To understand these findings, the team discovered that mechanotherapy, rather than reducing inflammation in aged muscle, amplified it. This, in turn, interfered with the behavior of muscle stem cells, a subset of cells that are in charge of repairing damaged muscle tissue, which ultimately hampered the normal healing process. These results prompted the researchers to investigate if administering mechanotherapy while also reducing inflammation could promote repair in aging muscles. They discovered that this was in fact the case, with mechanotherapy greatly enhancing recovery in aging muscles and outperforming anti-inflammatory treatment alone. This study, which was published in Science Robotics, creates a novel non-invasive therapeutic pathway for the recovery of muscular damage in senior people.
“Our study highlights critical differences in how muscle stem cells and immune cells respond to mechanical forces in the context of age, and how upregulated inflammation additionally compromises the function of aged stem cells needed for the regeneration of old muscles,” said Mooney who also is the Robert P. Pinkas Family Professor of Bioengineering at SEAS. “Muscle mechanotherapies likely thus won’t be a ‘one-size-fits-all.” To realize their benefits, they will have to be tailored to patient populations, and specifically for aged individuals, it will be key to modulate inflammation.”
Following their surprising discovery that mechanotherapy alone actually hinders the normal regeneration process of aged muscles by interacting with the immune system, the team took a deeper look at the muscles’ stem cells. Applying a mechanical load to muscle, as is done during mechanotherapy treatment, influences muscle cell behavior via several molecular “mechanotransduction pathways” that also affect stem cells.

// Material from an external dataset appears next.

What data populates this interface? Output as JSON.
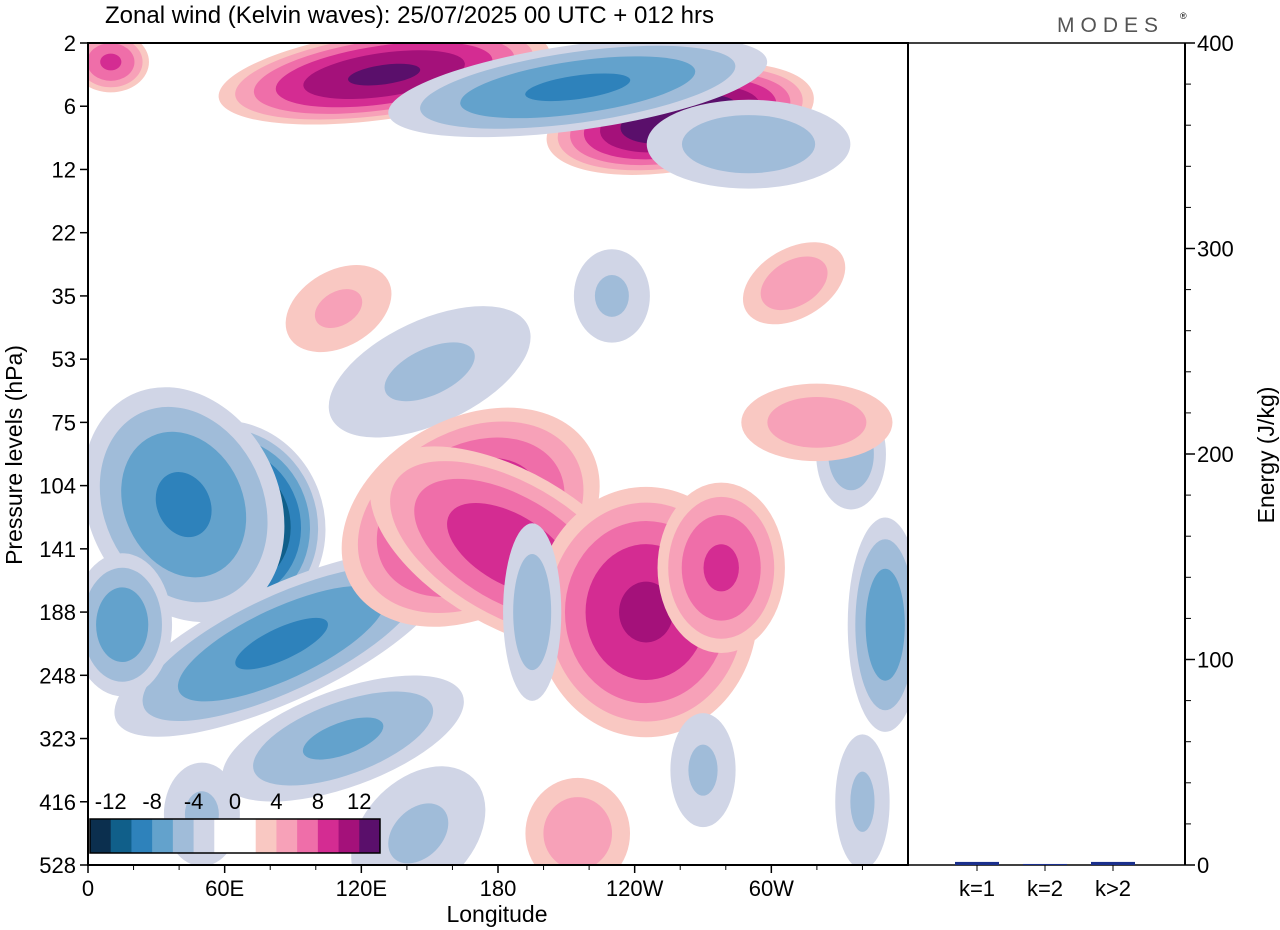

“We showed that although aged stem cell behavior was disrupted by the elevated inflammation, they were still able to ‘feel’ the mechanical forces of loading as we demonstrated by the activation of these pathways,” said first-author Stephanie McNamara, who is a graduate student on Mooney’s team and currently enrolled in the joint Harvard/MIT MD-Ph.D. program. “This actually was what prompted us to ask whether controlling inflammation might enable these cells to respond to the mechanical stimuli—and indeed it did.”
The researchers discovered that providing glucocorticoids, an anti-inflammatory drug, together with mechanotherapy blocked important pro-inflammatory pathways and brought the level of total inflammation in injured elderly muscle to that of injured young muscle. However, at the molecular level, muscle cells continued to undergo mechanotransduction. By reducing the detrimental effects of inflammation, wounded, aging muscles may respond favorably to the mechanical stimulus given by the robot.

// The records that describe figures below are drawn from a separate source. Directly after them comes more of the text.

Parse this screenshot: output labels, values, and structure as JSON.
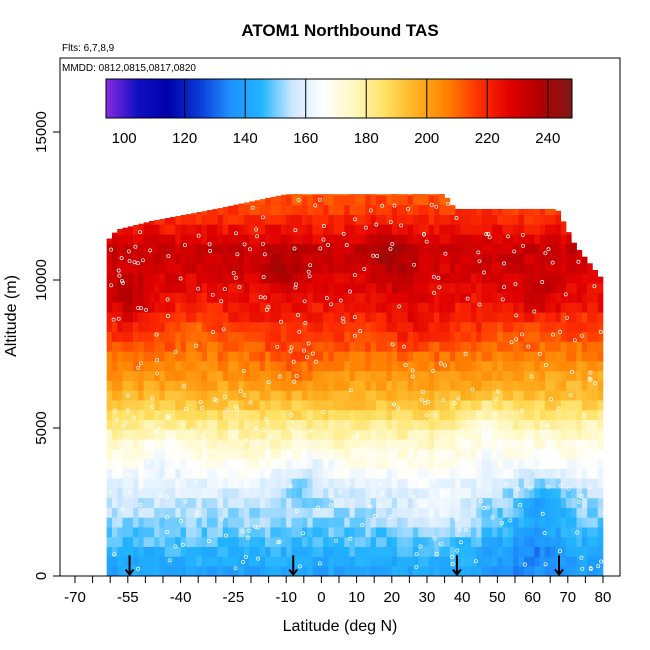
{
  "chart_data": {
    "type": "heatmap",
    "title": "ATOM1 Northbound TAS",
    "notes": {
      "flights": "Flts: 6,7,8,9",
      "dates": "MMDD: 0812,0815,0817,0820"
    },
    "xlabel": "Latitude (deg N)",
    "ylabel": "Altitude (m)",
    "xlim": [
      -70,
      80
    ],
    "ylim": [
      0,
      17500
    ],
    "x_ticks": [
      -70,
      -55,
      -40,
      -25,
      -10,
      0,
      10,
      20,
      30,
      40,
      50,
      60,
      70,
      80
    ],
    "x_minor_ticks": [
      -65,
      -60,
      -50,
      -45,
      -35,
      -30,
      -20,
      -15,
      -5,
      5,
      15,
      25,
      35,
      45,
      55,
      65,
      75
    ],
    "y_ticks": [
      0,
      5000,
      10000,
      15000
    ],
    "grid": false,
    "colorbar": {
      "min": 94,
      "max": 248,
      "ticks": [
        100,
        120,
        140,
        160,
        180,
        200,
        220,
        240
      ],
      "gridlines": [
        120,
        140,
        160,
        180,
        200,
        220,
        240
      ],
      "colors": [
        "#8a2be2",
        "#1010c0",
        "#0000aa",
        "#0a3ad6",
        "#1e90ff",
        "#22b4ff",
        "#cfe8ff",
        "#ffffff",
        "#fff8c0",
        "#ffe060",
        "#ffb020",
        "#ff8000",
        "#ff3000",
        "#e00000",
        "#b00000",
        "#801818"
      ],
      "placement": "top"
    },
    "lat_range": [
      -61,
      80
    ],
    "profile": {
      "altitude": [
        0,
        1000,
        2000,
        3000,
        4000,
        5000,
        6000,
        7000,
        8000,
        9000,
        10000,
        11000,
        12000,
        12900
      ],
      "tas": [
        140,
        146,
        153,
        160,
        170,
        180,
        195,
        205,
        215,
        222,
        228,
        232,
        220,
        212
      ]
    },
    "top_altitude": [
      {
        "lat": -61,
        "alt": 11300
      },
      {
        "lat": -58,
        "alt": 11700
      },
      {
        "lat": -48,
        "alt": 12000
      },
      {
        "lat": -30,
        "alt": 12400
      },
      {
        "lat": -10,
        "alt": 12900
      },
      {
        "lat": 35,
        "alt": 12900
      },
      {
        "lat": 38,
        "alt": 12400
      },
      {
        "lat": 67,
        "alt": 12400
      },
      {
        "lat": 72,
        "alt": 11200
      },
      {
        "lat": 80,
        "alt": 10000
      }
    ],
    "anomalies": [
      {
        "lat": -54,
        "alt": 9300,
        "dtas": 10
      },
      {
        "lat": -10,
        "alt": 10400,
        "dtas": 8
      },
      {
        "lat": 20,
        "alt": 10800,
        "dtas": 9
      },
      {
        "lat": 62,
        "alt": 9500,
        "dtas": 7
      },
      {
        "lat": 25,
        "alt": 8700,
        "dtas": 6
      },
      {
        "lat": -35,
        "alt": 8300,
        "dtas": -6
      },
      {
        "lat": -8,
        "alt": 7200,
        "dtas": 5
      },
      {
        "lat": 63,
        "alt": 2600,
        "dtas": -12
      },
      {
        "lat": -5,
        "alt": 3300,
        "dtas": -10
      },
      {
        "lat": 60,
        "alt": 1100,
        "dtas": -8
      },
      {
        "lat": 32,
        "alt": 1900,
        "dtas": 7
      },
      {
        "lat": -45,
        "alt": 4200,
        "dtas": -6
      },
      {
        "lat": 45,
        "alt": 5200,
        "dtas": -9
      }
    ],
    "profile_markers_lat": [
      -54.5,
      -8,
      38.5,
      67.5
    ],
    "legend": "none"
  }
}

“It is well-known that, with age, many of the normal processes of muscle healing and inflammation change. It’s important to question whether the same mechanisms seen in studies performed in young animals stay the same as the body ages,” McNamara says. “By leveraging what we learned in this study and our previous work and combining it with growing expertise in wearable soft robotic systems, we believe that in the future personalized mechanotherapeutic approaches can be developed to heal injuries across all ages.”

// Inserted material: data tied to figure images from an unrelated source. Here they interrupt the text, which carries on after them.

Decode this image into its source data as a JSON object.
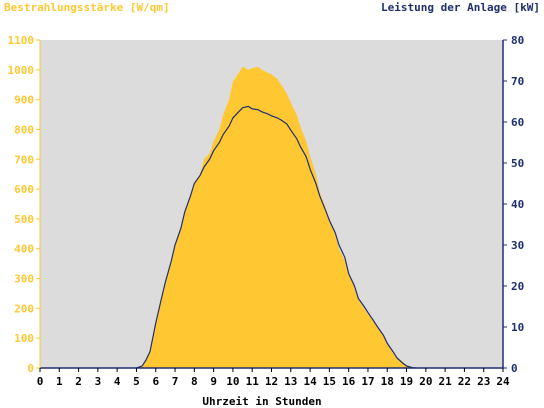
{
  "chart_data": {
    "type": "area",
    "title_left": "Bestrahlungsstärke [W/qm]",
    "title_right": "Leistung der Anlage [kW]",
    "xlabel": "Uhrzeit in Stunden",
    "x_range": [
      0,
      24
    ],
    "x_ticks": [
      "0",
      "1",
      "2",
      "3",
      "4",
      "5",
      "6",
      "7",
      "8",
      "9",
      "10",
      "11",
      "12",
      "13",
      "14",
      "15",
      "16",
      "17",
      "18",
      "19",
      "20",
      "21",
      "22",
      "23",
      "24"
    ],
    "y_left_range": [
      0,
      1100
    ],
    "y_left_ticks": [
      "0",
      "100",
      "200",
      "300",
      "400",
      "500",
      "600",
      "700",
      "800",
      "900",
      "1000",
      "1100"
    ],
    "y_right_range": [
      0,
      80
    ],
    "y_right_ticks": [
      "0",
      "10",
      "20",
      "30",
      "40",
      "50",
      "60",
      "70",
      "80"
    ],
    "grid": false,
    "colors": {
      "plot_bg": "#dcdcdc",
      "irradiance_fill": "#ffc832",
      "power_line": "#1f2f6e",
      "left_axis": "#ffc832",
      "right_axis": "#1f2f6e"
    },
    "series": [
      {
        "axis": "left",
        "style": "area",
        "x": [
          5.0,
          5.3,
          5.5,
          5.7,
          6.0,
          6.3,
          6.5,
          6.8,
          7.0,
          7.3,
          7.5,
          7.8,
          8.0,
          8.3,
          8.5,
          8.8,
          9.0,
          9.3,
          9.5,
          9.8,
          10.0,
          10.3,
          10.5,
          10.8,
          11.0,
          11.3,
          11.5,
          11.8,
          12.0,
          12.3,
          12.5,
          12.8,
          13.0,
          13.3,
          13.5,
          13.8,
          14.0,
          14.3,
          14.5,
          14.8,
          15.0,
          15.3,
          15.5,
          15.8,
          16.0,
          16.3,
          16.5,
          16.8,
          17.0,
          17.3,
          17.5,
          17.8,
          18.0,
          18.3,
          18.5,
          18.8,
          19.0,
          19.3,
          19.5
        ],
        "values": [
          0,
          10,
          30,
          60,
          150,
          230,
          290,
          360,
          410,
          470,
          520,
          580,
          620,
          650,
          700,
          720,
          760,
          800,
          850,
          900,
          960,
          990,
          1010,
          1000,
          1005,
          1010,
          1000,
          990,
          985,
          970,
          950,
          920,
          890,
          850,
          810,
          760,
          710,
          650,
          590,
          540,
          500,
          450,
          400,
          360,
          320,
          270,
          230,
          200,
          180,
          160,
          140,
          110,
          80,
          50,
          35,
          20,
          10,
          3,
          0
        ]
      },
      {
        "axis": "right",
        "style": "line",
        "x": [
          5.0,
          5.3,
          5.5,
          5.7,
          6.0,
          6.3,
          6.5,
          6.8,
          7.0,
          7.3,
          7.5,
          7.8,
          8.0,
          8.3,
          8.5,
          8.8,
          9.0,
          9.3,
          9.5,
          9.8,
          10.0,
          10.3,
          10.5,
          10.8,
          11.0,
          11.3,
          11.5,
          11.8,
          12.0,
          12.3,
          12.5,
          12.8,
          13.0,
          13.3,
          13.5,
          13.8,
          14.0,
          14.3,
          14.5,
          14.8,
          15.0,
          15.3,
          15.5,
          15.8,
          16.0,
          16.3,
          16.5,
          16.8,
          17.0,
          17.3,
          17.5,
          17.8,
          18.0,
          18.3,
          18.5,
          18.8,
          19.0,
          19.3,
          19.5
        ],
        "values": [
          0,
          0.5,
          2,
          4,
          11,
          17,
          21,
          26,
          30,
          34,
          38,
          42,
          45,
          47,
          49,
          51,
          53,
          55,
          57,
          59,
          61,
          62.5,
          63.5,
          63.8,
          63.2,
          63,
          62.5,
          62,
          61.5,
          61,
          60.5,
          59.5,
          58,
          56,
          54,
          51.5,
          48.5,
          45,
          42,
          38.5,
          36,
          33,
          30,
          27,
          23,
          20,
          17,
          15,
          13.5,
          11.5,
          10,
          8,
          6,
          4,
          2.5,
          1.2,
          0.5,
          0.1,
          0
        ]
      }
    ]
  }
}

“This discovery that a non-invasive mechanotherapy can stimulate muscle repair in the elderly when combined with anti-inflammatory therapy opens an entirely new path for regeneration and repair in older populations. Mechanotherapies clearly have immense potential to change the lives of patients, but it is truly cross-disciplinary collaborations, such as the one between Dave Mooney’s and Conor Walsh’s groups at the Wyss Institute, that set the stage for advancing them into clinical realities,” said Wyss Founding Director Donald Ingber, M.D., Ph.D., who is also the Judah Folkman Professor of Vascular Biology at Harvard Medical School and Boston Children’s Hospital, and the Hansjörg Wyss Professor of Bioinspired Engineering at the Harvard John A. Paulson School of Engineering and Applied Sciences.